What are they on about?

5th January 2001 at 00:00
David Newnham has a spooky medical

I didn't think people still asked such questions. I was, I confess, a little taken aback. What if I chose not to answer? Would men in lab coats begin measuring my head with callipers? Perhaps they would demand to see my grandmother's papers. Perhaps they would demand to see my grandmother.

I was, I suppose, overreacting. This questionnaire - it was part of a medical screening, after all. "Father's race?" Perhaps the question had to do with one of those diseases like sickle cell anaemia that picks on certain groups.

Well, so long as that was the explanation. Father's race? ErI My father was born in Sussex, and so, I seem to recall, was his father. That made him British - English, even. But clearly his nationality was not the issue. Well, he was white, or a sort of pinky beige, to be precise. But they weren't enquiring about the colour of his skin either. They were asking about his race.

What terms does one use to describe a person's race? What labels are valid, acceptable or fashionable? Thanks to the racists among us (or the racialists, as my father would have called hem, the longer version giving him more time to express his loathing for their kind) this whole area is awash with dubious terminology.

How one describes a person's race - indeed, whether one describes it at all - seems to depend on who is asking the question and why they want to know.

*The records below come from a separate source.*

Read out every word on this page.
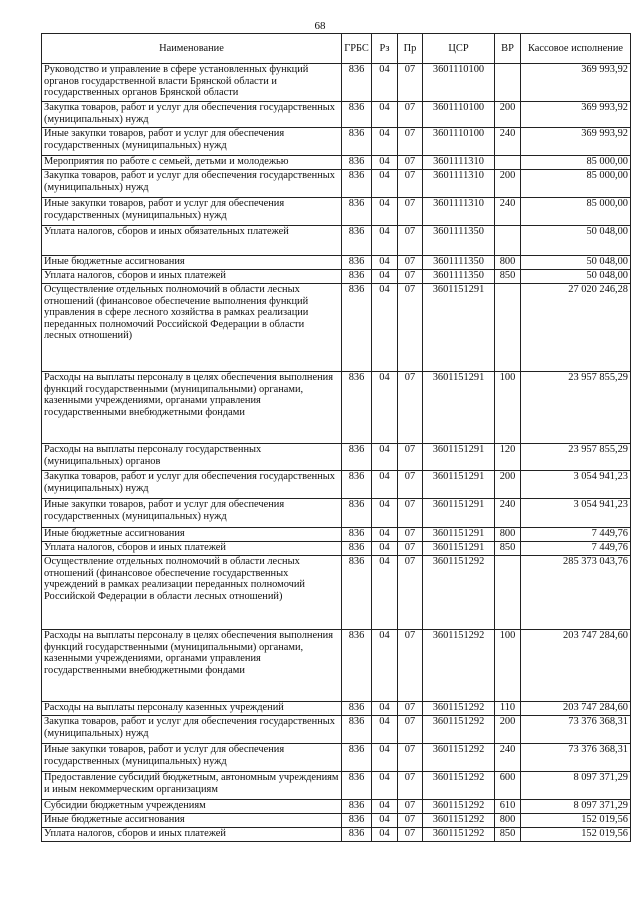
68
Наименование	ГРБС	Рз	Пр	ЦСР	ВР	Кассовое исполнение
Руководство и управление в сфере установленных функций органов государственной власти Брянской области и государственных органов Брянской области	836	04	07	3601110100		369 993,92
Закупка товаров, работ и услуг для обеспечения государственных (муниципальных) нужд	836	04	07	3601110100	200	369 993,92
Иные закупки товаров, работ и услуг для обеспечения государственных (муниципальных) нужд	836	04	07	3601110100	240	369 993,92
Мероприятия по работе с семьей, детьми и молодежью	836	04	07	3601111310		85 000,00
Закупка товаров, работ и услуг для обеспечения государственных (муниципальных) нужд	836	04	07	3601111310	200	85 000,00
Иные закупки товаров, работ и услуг для обеспечения государственных (муниципальных) нужд	836	04	07	3601111310	240	85 000,00
Уплата налогов, сборов и иных обязательных платежей	836	04	07	3601111350		50 048,00
Иные бюджетные ассигнования	836	04	07	3601111350	800	50 048,00
Уплата налогов, сборов и иных платежей	836	04	07	3601111350	850	50 048,00
Осуществление отдельных полномочий в области лесных отношений (финансовое обеспечение выполнения функций управления в сфере лесного хозяйства в рамках реализации переданных полномочий Российской Федерации в области лесных отношений)	836	04	07	3601151291		27 020 246,28
Расходы на выплаты персоналу в целях обеспечения выполнения функций государственными (муниципальными) органами, казенными учреждениями, органами управления государственными внебюджетными фондами	836	04	07	3601151291	100	23 957 855,29
Расходы на выплаты персоналу государственных (муниципальных) органов	836	04	07	3601151291	120	23 957 855,29
Закупка товаров, работ и услуг для обеспечения государственных (муниципальных) нужд	836	04	07	3601151291	200	3 054 941,23
Иные закупки товаров, работ и услуг для обеспечения государственных (муниципальных) нужд	836	04	07	3601151291	240	3 054 941,23
Иные бюджетные ассигнования	836	04	07	3601151291	800	7 449,76
Уплата налогов, сборов и иных платежей	836	04	07	3601151291	850	7 449,76
Осуществление отдельных полномочий в области лесных отношений (финансовое обеспечение государственных учреждений в рамках реализации переданных полномочий Российской Федерации в области лесных отношений)	836	04	07	3601151292		285 373 043,76
Расходы на выплаты персоналу в целях обеспечения выполнения функций государственными (муниципальными) органами, казенными учреждениями, органами управления государственными внебюджетными фондами	836	04	07	3601151292	100	203 747 284,60
Расходы на выплаты персоналу казенных учреждений	836	04	07	3601151292	110	203 747 284,60
Закупка товаров, работ и услуг для обеспечения государственных (муниципальных) нужд	836	04	07	3601151292	200	73 376 368,31
Иные закупки товаров, работ и услуг для обеспечения государственных (муниципальных) нужд	836	04	07	3601151292	240	73 376 368,31
Предоставление субсидий бюджетным, автономным учреждениям и иным некоммерческим организациям	836	04	07	3601151292	600	8 097 371,29
Субсидии бюджетным учреждениям	836	04	07	3601151292	610	8 097 371,29
Иные бюджетные ассигнования	836	04	07	3601151292	800	152 019,56
Уплата налогов, сборов и иных платежей	836	04	07	3601151292	850	152 019,56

A Nazi would no doubt have described my father as Aryan, while a New York policemen would have had him down as Caucasian. But I am neither a Nazi nor a cop.

Encyclopaedia Britannica gives me a choice of nine groupings: European, Asiatic, African, Indian, American Indian, Australian, Polynesian, Micronesian and Melanesian. But given that this US publication seems strangely confused about its own title, I'm not sure if it can be trusted either.

"Okay," I say to the doctor when he comes to peruse my incomplete questionnaire. "What should I have put?" "There's a trend at the moment for 'European'," he says. "But 'white' is the answer we're looking for."

White, pure and simple? White, I protest, is no more a race than black.

But the doctor just shrugs his shoulders. He is, after all, only obeying orders.